Promises - “A Promise is an object representing the eventual completion or failure of an asynchronous operation. Essentially, a promise is a returned object you attach callbacks to, instead of passing callbacks into a function.”
What do promises do? As shown in the definition of the promise, it returns an object that you attach callbacks to, instead of passing callbacks into a function. When creating a promise, there are esentially 4 states, fulfilled, which is an action relating to the promise succeeding, rejected, which is an action relating to the promise failing, pending, which is awaiting a promise response because it has not yet been fulfilled or rejected, and lastly, settled, where a promise has been either fulfilled or rejected.

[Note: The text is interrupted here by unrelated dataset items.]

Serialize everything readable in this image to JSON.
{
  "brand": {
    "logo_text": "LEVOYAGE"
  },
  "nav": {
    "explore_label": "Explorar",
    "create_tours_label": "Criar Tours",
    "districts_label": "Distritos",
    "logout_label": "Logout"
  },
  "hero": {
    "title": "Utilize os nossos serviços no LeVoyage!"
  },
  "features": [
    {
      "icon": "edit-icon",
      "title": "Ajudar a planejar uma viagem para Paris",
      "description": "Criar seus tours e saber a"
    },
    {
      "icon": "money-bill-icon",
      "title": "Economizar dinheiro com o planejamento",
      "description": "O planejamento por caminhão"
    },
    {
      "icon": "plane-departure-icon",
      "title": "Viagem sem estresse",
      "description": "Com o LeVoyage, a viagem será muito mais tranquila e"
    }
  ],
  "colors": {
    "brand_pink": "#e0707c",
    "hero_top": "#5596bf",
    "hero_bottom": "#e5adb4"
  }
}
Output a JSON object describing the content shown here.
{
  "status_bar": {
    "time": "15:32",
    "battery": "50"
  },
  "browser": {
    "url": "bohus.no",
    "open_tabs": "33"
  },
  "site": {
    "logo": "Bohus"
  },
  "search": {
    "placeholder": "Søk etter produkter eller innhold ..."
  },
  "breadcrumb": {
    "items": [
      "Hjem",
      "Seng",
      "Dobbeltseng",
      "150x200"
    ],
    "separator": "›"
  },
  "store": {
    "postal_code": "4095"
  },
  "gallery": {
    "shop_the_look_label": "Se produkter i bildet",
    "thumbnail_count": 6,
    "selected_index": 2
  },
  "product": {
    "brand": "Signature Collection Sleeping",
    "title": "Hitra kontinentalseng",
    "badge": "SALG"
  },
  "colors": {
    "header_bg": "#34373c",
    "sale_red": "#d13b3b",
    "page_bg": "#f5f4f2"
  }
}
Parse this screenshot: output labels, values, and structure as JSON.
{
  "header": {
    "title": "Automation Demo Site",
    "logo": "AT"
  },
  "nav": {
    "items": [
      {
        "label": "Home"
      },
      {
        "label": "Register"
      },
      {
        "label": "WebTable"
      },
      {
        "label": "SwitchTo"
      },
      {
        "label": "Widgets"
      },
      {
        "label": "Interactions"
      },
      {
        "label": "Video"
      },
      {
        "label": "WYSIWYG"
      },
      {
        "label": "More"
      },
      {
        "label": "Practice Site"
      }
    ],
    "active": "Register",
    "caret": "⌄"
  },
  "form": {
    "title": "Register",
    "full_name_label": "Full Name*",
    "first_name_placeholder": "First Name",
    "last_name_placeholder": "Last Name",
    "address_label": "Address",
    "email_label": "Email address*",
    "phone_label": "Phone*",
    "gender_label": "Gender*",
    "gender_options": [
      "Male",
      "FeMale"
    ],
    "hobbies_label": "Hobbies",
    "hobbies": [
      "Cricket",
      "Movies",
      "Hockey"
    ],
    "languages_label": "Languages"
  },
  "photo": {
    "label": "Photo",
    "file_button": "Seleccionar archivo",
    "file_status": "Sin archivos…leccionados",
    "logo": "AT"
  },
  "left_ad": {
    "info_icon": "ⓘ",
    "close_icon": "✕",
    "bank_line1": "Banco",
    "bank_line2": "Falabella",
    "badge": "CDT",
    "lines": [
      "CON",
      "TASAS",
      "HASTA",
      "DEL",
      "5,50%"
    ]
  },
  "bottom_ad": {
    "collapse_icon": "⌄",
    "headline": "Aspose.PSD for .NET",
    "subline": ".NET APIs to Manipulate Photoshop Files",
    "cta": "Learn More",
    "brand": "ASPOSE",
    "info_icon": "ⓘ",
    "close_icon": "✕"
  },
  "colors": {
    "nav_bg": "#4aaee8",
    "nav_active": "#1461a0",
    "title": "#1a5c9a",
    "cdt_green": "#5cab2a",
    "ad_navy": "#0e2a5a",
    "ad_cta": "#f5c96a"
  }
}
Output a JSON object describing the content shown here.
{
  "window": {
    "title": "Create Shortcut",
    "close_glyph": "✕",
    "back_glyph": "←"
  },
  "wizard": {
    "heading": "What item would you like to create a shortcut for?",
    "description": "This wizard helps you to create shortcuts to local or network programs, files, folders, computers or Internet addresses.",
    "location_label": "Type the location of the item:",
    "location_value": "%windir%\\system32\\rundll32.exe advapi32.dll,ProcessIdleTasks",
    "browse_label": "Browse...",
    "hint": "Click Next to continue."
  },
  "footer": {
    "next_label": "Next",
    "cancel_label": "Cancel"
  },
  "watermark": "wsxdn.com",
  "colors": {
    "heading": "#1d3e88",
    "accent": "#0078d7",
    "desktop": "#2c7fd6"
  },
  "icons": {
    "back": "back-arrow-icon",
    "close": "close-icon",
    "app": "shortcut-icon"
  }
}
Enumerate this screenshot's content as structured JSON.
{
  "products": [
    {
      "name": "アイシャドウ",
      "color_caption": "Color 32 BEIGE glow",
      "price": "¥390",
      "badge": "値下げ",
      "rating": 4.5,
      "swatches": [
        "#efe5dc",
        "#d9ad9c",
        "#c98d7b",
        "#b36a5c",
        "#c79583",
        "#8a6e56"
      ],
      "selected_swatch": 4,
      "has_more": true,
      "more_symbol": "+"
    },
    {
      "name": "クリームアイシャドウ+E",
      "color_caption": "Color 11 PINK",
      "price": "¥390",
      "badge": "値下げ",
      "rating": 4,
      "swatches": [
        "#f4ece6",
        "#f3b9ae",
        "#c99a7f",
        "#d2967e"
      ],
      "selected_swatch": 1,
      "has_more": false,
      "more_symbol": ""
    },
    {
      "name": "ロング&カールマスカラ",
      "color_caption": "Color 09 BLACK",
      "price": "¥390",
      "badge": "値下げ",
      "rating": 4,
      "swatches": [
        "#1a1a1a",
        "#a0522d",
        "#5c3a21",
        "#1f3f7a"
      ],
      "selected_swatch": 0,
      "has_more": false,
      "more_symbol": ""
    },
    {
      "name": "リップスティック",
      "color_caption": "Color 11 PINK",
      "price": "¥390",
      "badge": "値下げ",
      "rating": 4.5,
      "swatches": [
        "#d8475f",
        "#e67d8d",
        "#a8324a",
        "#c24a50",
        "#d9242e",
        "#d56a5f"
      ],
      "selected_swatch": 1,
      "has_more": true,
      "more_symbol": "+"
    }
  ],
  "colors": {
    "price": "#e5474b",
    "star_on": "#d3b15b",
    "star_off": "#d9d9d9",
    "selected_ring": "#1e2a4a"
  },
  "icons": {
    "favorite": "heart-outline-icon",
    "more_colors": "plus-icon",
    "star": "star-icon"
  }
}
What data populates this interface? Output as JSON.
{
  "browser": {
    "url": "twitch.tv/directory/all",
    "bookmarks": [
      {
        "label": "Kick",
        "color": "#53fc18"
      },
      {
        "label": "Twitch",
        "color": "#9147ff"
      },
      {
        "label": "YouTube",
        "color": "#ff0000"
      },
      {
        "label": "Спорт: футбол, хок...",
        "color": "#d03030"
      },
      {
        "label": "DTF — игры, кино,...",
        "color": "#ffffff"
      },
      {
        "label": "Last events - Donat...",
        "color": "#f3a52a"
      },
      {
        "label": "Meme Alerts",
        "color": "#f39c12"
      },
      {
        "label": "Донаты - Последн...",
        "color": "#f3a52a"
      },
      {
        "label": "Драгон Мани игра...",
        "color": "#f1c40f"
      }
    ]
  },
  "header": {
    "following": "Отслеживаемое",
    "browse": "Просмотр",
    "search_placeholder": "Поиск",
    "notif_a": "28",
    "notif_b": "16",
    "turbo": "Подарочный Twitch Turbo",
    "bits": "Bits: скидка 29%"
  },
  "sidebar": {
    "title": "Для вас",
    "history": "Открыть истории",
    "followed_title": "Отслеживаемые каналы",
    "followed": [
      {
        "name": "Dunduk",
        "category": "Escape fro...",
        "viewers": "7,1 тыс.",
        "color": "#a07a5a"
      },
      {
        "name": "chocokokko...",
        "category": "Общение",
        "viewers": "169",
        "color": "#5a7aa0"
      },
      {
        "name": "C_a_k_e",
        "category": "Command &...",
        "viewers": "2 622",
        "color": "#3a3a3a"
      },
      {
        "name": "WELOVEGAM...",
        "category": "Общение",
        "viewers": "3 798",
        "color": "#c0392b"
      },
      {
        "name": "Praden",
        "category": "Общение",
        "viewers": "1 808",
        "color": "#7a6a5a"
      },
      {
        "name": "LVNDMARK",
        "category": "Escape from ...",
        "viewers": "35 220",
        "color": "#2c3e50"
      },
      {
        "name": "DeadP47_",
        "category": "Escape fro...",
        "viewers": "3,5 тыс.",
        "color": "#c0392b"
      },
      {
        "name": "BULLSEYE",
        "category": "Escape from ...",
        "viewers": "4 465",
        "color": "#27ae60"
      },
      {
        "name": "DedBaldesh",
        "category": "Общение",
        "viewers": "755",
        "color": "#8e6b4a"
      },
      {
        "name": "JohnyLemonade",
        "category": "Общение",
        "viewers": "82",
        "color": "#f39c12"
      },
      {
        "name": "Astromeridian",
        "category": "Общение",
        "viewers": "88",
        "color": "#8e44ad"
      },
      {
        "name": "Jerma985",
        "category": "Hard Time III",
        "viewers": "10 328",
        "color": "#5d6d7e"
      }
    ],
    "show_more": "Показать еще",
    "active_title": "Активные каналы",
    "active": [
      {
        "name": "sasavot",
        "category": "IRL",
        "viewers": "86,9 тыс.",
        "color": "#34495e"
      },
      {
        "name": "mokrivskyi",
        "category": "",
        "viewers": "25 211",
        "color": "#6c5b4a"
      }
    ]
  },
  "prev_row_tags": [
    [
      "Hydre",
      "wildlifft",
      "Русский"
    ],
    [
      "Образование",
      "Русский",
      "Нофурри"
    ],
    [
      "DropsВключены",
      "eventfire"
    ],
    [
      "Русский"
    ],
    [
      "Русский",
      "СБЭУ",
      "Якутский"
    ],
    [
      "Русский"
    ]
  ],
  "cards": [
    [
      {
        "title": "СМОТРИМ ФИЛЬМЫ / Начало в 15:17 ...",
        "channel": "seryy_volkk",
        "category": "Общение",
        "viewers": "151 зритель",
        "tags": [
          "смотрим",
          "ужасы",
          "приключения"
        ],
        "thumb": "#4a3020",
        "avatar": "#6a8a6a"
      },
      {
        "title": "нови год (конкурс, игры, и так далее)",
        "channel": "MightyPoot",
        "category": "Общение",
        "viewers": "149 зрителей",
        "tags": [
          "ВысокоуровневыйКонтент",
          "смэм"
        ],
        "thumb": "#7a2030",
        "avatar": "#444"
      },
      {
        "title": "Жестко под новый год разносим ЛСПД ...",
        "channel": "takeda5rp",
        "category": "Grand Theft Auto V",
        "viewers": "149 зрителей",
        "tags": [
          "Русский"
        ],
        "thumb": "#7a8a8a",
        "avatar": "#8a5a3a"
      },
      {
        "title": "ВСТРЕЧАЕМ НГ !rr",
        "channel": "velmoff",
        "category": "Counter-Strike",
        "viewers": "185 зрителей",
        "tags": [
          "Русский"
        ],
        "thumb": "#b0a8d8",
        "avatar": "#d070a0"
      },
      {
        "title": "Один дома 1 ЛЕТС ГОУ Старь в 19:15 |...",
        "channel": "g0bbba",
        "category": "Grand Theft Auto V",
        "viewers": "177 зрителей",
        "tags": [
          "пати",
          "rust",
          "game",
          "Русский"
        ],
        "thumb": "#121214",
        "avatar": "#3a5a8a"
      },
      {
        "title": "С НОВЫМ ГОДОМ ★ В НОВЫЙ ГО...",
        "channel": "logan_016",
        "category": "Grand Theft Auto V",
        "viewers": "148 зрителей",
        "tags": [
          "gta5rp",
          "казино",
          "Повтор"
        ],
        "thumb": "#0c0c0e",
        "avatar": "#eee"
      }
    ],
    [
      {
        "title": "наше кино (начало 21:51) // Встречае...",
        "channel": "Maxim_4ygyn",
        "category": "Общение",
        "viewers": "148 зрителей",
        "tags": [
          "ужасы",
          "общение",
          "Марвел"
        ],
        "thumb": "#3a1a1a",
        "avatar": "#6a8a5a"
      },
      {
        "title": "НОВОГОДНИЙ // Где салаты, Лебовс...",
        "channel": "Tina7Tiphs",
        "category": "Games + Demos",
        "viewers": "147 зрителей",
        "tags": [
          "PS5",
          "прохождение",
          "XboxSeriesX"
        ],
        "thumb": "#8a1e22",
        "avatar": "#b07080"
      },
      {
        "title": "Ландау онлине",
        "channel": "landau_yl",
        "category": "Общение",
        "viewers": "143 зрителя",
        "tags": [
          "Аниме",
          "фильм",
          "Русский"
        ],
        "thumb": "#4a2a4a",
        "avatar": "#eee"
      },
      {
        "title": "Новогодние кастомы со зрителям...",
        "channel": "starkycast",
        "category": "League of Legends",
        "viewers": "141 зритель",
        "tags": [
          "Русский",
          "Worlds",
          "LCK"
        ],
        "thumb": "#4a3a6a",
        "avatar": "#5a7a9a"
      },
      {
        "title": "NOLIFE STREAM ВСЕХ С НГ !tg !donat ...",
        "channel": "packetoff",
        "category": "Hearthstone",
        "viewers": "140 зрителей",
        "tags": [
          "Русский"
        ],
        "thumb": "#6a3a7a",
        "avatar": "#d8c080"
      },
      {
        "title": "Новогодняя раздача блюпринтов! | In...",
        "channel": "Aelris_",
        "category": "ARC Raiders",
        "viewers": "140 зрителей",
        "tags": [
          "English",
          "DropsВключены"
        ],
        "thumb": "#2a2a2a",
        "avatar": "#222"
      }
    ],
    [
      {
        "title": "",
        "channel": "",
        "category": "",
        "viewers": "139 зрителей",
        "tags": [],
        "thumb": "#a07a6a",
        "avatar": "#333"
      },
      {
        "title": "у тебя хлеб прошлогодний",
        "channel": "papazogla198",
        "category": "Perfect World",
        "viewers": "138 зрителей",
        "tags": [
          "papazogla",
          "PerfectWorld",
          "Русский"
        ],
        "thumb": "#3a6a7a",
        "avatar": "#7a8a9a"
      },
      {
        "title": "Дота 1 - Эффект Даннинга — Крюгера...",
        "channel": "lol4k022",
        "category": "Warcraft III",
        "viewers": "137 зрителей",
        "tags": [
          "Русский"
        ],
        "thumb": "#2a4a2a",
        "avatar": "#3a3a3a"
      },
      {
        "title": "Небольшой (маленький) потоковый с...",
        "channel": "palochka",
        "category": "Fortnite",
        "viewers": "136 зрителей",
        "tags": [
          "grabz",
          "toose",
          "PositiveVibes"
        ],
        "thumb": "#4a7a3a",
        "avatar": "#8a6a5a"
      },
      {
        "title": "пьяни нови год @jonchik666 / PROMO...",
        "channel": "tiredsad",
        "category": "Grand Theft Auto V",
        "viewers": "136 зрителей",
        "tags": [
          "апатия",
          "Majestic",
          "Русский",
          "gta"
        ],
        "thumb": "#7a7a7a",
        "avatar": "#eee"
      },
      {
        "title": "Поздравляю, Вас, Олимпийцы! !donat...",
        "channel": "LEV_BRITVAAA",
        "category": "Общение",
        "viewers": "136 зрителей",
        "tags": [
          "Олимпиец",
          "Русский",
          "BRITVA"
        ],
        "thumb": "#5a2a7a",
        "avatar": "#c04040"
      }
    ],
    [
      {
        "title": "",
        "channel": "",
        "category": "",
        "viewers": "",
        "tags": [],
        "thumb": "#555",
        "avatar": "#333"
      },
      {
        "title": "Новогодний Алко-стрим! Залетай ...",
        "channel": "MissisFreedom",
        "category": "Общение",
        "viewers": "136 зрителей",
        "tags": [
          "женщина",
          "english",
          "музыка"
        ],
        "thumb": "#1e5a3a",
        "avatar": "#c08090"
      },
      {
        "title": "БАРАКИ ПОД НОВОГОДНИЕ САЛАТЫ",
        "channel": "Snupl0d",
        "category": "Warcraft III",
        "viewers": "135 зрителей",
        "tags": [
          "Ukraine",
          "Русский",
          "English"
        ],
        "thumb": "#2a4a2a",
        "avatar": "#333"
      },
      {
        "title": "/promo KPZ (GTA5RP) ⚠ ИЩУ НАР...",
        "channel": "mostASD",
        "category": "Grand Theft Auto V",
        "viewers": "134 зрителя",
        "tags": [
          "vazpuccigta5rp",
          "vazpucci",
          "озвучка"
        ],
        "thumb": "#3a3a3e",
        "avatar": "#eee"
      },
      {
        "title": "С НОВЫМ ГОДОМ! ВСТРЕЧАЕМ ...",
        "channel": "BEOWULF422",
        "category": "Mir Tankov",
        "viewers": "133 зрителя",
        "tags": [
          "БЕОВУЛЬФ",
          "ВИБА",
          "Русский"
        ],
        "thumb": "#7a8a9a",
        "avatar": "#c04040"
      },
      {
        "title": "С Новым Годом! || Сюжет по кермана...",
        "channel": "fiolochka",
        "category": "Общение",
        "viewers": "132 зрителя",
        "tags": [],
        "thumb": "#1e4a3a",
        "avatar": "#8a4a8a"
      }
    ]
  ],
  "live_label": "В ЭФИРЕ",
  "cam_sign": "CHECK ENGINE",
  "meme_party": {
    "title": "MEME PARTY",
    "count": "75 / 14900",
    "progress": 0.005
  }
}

Why are promises important for JavaScript? Promises are the ideal choice for handling asynchronous operations in the simplest manner. They can handle multiple asynchronous operations easily and provide better error handling than callbacks and events. Without promises, events and functions would need to be used but they have limited functionalities and would lead to having unmanageable code.
When do you need a promise? You need a promise to interact with a .then response, which is an asynchronous answer to a recieved promise object. In the example of a fetch request, a promise is a received response object from the server that you .then convert into a json format if the promise returns resolved.
getCharacters() {
fetch(this.baseUrl).then(response => response.json()).then(json => createCharacters(json.data))
}
In this snip of code from my project, the promise is in the fetch(this.baseUrl), and once that promise returns “fulfilled”, then (.then) the (response) is converted to json(), and finally (.then), the json is used as the data that is taken in by the createCharacters function diving further into my code with the data.